Lies can destroy your reputation. Embellishing your resume or company track record may not seem like such a big deal, until you realize how many people who rose by this method also came crashing down. In the era of personal branding, two things are most important to success: your professional network and your reputation. Nothing can weaken a network or destroy a reputation faster than being exposed as a liar.
So you work with a bunch of liars. You indulge in a bit of lying yourself. And we can’t eliminate it because lying is one of the core strategies that human beings have evolved to deal with the complexities of a largely chaotic, unpredictable and sometimes threatening life.
Luckily, most of that lying is either benign or falls under the heading of the pettiest of petty crimes.
And just because it’s hard-wired psychologically, that doesn’t mean that nothing can be done to reduce the negative impact of lies. In fact, in an emotionally nourishing environment, where we feel safe, trusted and valued, we also feel less compelled to fabricate in order to protect or defend ourselves.

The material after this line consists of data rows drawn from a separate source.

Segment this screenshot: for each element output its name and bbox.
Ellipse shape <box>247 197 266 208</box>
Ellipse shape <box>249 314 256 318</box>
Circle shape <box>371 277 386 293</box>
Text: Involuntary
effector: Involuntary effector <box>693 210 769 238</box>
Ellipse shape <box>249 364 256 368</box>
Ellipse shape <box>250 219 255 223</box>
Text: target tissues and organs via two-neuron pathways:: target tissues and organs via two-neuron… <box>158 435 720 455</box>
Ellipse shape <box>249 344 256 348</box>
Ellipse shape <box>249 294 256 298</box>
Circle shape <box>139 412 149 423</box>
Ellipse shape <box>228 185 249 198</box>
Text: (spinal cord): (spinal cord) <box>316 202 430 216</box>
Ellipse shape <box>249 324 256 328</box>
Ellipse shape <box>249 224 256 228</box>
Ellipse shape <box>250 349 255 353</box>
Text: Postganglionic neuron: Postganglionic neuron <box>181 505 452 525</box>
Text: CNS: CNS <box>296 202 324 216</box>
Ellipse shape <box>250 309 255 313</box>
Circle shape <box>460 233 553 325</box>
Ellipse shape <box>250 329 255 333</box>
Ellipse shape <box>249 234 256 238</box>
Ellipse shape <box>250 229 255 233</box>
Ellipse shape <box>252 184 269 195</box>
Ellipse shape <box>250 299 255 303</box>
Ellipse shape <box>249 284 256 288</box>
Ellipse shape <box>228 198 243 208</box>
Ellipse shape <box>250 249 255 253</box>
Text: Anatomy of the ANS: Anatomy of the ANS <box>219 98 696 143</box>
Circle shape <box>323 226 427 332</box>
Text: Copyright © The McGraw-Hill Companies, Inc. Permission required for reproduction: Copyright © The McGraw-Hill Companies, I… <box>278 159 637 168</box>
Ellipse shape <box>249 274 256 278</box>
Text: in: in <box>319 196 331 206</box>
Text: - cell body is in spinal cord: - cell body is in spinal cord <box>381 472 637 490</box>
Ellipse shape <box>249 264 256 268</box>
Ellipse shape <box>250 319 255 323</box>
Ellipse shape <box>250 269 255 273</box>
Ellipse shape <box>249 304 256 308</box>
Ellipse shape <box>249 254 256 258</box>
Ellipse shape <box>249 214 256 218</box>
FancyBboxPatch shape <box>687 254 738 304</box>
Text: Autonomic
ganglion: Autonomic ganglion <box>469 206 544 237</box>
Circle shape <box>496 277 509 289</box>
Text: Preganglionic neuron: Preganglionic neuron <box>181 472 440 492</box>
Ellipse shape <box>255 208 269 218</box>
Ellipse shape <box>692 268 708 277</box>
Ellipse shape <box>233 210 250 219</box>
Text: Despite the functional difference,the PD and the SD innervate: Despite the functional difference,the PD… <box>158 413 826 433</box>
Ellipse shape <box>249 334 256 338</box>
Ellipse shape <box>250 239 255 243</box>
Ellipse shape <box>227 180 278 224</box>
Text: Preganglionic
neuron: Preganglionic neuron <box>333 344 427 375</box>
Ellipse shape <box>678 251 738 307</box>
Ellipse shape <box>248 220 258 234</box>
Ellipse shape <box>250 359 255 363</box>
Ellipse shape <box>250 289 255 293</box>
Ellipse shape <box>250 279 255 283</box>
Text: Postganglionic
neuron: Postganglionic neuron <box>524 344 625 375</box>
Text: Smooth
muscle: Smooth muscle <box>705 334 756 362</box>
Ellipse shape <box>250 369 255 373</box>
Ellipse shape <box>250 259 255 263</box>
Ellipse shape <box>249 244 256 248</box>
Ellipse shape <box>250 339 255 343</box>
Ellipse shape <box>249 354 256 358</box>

When leaders of organizations, departments or teams this create this kind of work culture – when those leaders are open, candid, trusting, and caring – the most damaging workplace lies diminish with startling rapidity, leaving the kindly, well-intentioned social lies to do their good work.
Troy Media columnist Carol Kinsey Goman, PhD, is an executive coach, consultant, and international keynote speaker at corporate, government, and association events. She is also the author of The Silent Language of Leaders: How Body Language Can Help – or Hurt – How You Lead.